Santee Cooper will continue helping customers Reduce The Use for the next two years, while also establishing a new 2030 plan with additional energy-efficiency and beneficial-electrification programs.
Santee Cooper extended and expanded programs in 2018 that drive economic development efforts across South Carolina.
In June, the Board of Directors approved the extension of the utility's Economic Development Revolving Loan Program through Dec. 31, 2020. Santee Cooper's economic development loan program was established in 2012 and offers loans of $500,000 to $5 million to local governments and nonprofit economic development organizations served by Santee Cooper or the state's electric cooperatives. The loans can be used for land acquisition, infrastructure improvements or buildings, and the loan program allows the localities and nonprofit economic development organizations to better compete for new or expanded industrial or commercial development.
"Santee Cooper has a responsibility to promote economic development and throughout our history, we've been a leader in offering initiatives that attract major industries," said Pamela Williams, Santee Cooper's vice president of corporate services. "By providing financing for critical land, speculative buildings and infrastructure, we are helping South Carolina successfully compete for advanced manufacturing and the good jobs that come with it."
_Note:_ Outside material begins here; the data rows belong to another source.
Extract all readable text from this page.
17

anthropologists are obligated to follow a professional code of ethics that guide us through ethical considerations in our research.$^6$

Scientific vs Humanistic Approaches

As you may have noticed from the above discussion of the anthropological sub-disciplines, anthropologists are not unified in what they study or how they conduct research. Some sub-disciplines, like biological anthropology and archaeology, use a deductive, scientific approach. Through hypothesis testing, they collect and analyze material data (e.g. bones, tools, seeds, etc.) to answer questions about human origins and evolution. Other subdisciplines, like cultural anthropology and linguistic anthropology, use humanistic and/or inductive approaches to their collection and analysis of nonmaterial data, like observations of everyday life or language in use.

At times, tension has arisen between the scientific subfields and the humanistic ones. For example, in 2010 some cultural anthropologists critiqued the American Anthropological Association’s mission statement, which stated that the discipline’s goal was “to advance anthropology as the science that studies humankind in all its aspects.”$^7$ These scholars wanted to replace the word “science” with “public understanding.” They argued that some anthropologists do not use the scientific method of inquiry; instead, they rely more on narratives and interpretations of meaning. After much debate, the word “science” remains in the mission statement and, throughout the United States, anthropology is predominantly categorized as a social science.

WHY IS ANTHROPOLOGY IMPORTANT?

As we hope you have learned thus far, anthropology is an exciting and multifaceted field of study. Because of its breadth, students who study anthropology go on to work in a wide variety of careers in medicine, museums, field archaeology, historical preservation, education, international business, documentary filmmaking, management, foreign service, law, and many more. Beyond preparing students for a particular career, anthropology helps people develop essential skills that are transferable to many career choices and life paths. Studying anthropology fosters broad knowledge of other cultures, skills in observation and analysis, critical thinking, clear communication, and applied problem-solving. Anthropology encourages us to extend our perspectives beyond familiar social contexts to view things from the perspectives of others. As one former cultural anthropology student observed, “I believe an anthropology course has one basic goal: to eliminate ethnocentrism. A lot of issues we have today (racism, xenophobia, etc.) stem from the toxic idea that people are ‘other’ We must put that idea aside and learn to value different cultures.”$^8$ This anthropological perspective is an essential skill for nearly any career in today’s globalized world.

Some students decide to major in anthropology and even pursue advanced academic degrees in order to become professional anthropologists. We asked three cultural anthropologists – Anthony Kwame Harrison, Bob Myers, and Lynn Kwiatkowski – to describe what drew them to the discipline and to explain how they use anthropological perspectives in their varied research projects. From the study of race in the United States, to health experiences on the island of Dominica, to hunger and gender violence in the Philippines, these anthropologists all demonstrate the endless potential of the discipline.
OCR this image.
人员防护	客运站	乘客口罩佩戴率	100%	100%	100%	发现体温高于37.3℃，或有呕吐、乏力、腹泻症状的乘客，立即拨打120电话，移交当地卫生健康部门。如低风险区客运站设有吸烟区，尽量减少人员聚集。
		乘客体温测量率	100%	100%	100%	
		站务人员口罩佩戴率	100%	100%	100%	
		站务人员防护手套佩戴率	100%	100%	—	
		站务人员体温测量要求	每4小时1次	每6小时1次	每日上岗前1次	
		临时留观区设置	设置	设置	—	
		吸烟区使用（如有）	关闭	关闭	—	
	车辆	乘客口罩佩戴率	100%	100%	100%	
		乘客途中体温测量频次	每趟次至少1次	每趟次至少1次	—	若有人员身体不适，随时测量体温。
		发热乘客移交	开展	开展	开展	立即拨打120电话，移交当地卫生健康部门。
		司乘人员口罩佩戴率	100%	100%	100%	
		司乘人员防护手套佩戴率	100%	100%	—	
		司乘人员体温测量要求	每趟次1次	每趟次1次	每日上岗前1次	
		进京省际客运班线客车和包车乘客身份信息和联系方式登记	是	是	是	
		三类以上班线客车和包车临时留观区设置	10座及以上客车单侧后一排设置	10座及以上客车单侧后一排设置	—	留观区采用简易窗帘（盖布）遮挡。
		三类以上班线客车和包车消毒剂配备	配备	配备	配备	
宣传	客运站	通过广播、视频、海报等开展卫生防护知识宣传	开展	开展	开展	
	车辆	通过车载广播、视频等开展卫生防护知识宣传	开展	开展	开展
Santee Cooper has loaned localities, electric cooperatives and other nonprofit economic development organizations more than $91 million for economic development to 29 entities. Projects helped include:
Then in December, Santee Cooper's Board approved an extension through 2020 of the utility's successful site readiness grant programs for electric cooperatives, other wholesale customers and direct retail customers. The Board also approved a new closing fund for its municipal wholesale and direct retail customers.
Working with the South Carolina Power Team, Santee Cooper established the site readiness grant program funds in 2014 to help produce market-ready sites that would increase South Carolina's ability to recruit and retain industry. Since 2014, the wholesale grant funds have supported projects with capital investment totaling $565.8 million and 2,290 jobs.
A combined $8.5 million a year in grants will be available to eligible projects through the Power Team Site Readiness Fund (which will be funded in part by the electric cooperatives), the Municipal Site Readiness Fund and the new closing fund for Santee Cooper's retail & wholesale municipal service customers. The site readiness grants are available to help acquire or improve industrial buildings, sites and other economic development assets. The closing fund is modeled after a similar grant program available in electric cooperative territory and would allow projects to seek funding in Santee Cooper's direct retail or wholesale municipal service territory.
Santee Cooper's site readiness grants are supported by the South Carolina Department of Commerce and the South Carolina Power Team and complement those organizations' statewide economic development efforts as well.
"These grant programs have a very successful track record in attracting new capital investment and creating jobs," Williams said. "We are pleased to extend these site readiness programs, and to introduce the new program."